Xillia also has a rather strange shop system where you have to donate random items that you've picked up from shiny spots on the overworld or in dungeons, as well as from random drops from defeated monsters. It all seems rather complicated initially but there's actually not that much to it. What I would do is choose either weapons or armour and then donate all the crap that I'd picked up recently to level up the shop and unlock the next tier of equipment. Then the next time I would do the same for the other type of gear. You still have to have the money to be able to buy the gear as well, so it's difficult to actually break the game by unlocking multiple tiers of weapon at the same time, for example. I played with game with the combat difficulty set to Normal, which wasn't very challenging for the most part. Those confidant in their abilities might want to turn this up a notch.

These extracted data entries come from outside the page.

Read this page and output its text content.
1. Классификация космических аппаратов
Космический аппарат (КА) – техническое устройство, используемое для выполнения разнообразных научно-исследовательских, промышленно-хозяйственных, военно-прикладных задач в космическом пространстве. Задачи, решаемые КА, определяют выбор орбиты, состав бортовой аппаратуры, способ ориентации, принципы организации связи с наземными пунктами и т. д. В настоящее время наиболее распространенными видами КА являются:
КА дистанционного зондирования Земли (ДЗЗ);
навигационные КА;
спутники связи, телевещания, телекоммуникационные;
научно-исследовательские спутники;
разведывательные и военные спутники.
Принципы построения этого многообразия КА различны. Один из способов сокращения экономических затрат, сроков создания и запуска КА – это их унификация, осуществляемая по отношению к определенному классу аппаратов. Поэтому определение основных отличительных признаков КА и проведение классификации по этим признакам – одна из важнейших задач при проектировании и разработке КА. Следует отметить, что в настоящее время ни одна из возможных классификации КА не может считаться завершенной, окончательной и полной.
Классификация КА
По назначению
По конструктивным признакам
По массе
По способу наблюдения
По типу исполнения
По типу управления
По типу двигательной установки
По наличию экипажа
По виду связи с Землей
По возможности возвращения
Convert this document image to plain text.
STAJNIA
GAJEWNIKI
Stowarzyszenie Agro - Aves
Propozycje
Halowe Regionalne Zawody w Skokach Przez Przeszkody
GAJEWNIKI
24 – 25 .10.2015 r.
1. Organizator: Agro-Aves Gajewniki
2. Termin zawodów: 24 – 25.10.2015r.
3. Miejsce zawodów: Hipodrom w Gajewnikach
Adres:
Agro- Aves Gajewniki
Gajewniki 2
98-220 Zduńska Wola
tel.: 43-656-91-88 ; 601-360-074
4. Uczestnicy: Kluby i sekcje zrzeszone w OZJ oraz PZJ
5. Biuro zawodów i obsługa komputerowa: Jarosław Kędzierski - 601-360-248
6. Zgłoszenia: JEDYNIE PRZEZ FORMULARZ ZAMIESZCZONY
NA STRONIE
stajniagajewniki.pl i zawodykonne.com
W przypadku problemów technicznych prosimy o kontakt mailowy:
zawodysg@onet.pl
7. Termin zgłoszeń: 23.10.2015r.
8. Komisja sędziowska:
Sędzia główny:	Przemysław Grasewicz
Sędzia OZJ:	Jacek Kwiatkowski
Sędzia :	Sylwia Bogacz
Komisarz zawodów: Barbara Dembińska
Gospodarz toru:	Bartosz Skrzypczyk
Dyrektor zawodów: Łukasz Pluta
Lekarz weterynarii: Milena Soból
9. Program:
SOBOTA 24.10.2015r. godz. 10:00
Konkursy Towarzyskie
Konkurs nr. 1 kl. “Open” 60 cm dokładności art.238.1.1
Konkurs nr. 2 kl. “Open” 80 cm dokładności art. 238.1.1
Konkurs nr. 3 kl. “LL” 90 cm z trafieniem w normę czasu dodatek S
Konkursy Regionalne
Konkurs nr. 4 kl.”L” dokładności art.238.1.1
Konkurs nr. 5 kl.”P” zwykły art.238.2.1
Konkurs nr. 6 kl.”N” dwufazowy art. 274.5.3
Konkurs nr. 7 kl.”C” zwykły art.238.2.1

The story of the game is broken up into chapters, and as you progress you will also unlock opportunities for completing various side quests and sub stories. Some of these are very simple one and done fetch quests, others are more in depth and will take you most of the game to finish as the next little piece of the story is doled out. It is possible to miss out on these optional scenes (and a good many of the skits as well) if you plough on with the main story too quickly and don't take the time revisit towns that you've been to previously. It is quite easy to go back to other areas because you can access a map and fast travel to them with ease. I would definitely recommend doing everything that you can to get the most out of the game.
|Teepo is my favourite character by far!|
Innovation & Cleverness: 6 out of 10
When you get down to it, the Tales games are all quite similar to one another, with just subtle improvements and differences from one iteration to the next. Tales of Xillia is at least a bit more free form that previous games in the series, with the wide open environments between towns to explore and the optional side content that you can take part in. Otherwise, mechanically and stylistically, it's pretty much business as usual and will hold no real surprises if you've played one of these games before.
Value & Replayability: 8 out of 10
My completion time for Jude's side of the story was about 35 hours, without tackling the extra dungeon. It would take roughly the same amount of time go through the game as Milla as well, and I had such a fun time going through the game that I could actually see myself doing that at some point in the future. For now, I'm focused on completing the sequel, which takes place one year after the first game.
Overall: 9 out of 10
As I said in my intro, Tales of Xillia has knocked Tales of the Abyss off of its number one slot in this series. The whole game was hugely enjoyable from beginning to end, and I may well come back and play through Milla's version of the story if I can find the time to do so. From what little I've played of Tales of Zestiria so far, I doubt it's going to beat Xillia - the characters just aren't as immediately like able and the the camera seems to have quite a few issues in combat. That's another review for another day, however. For now, I would recommend Tales of Xillia to both newcomers and those who have played a Tales game before without reservation. It's a refreshing change of pace from all of the western RPG's that have been released recently.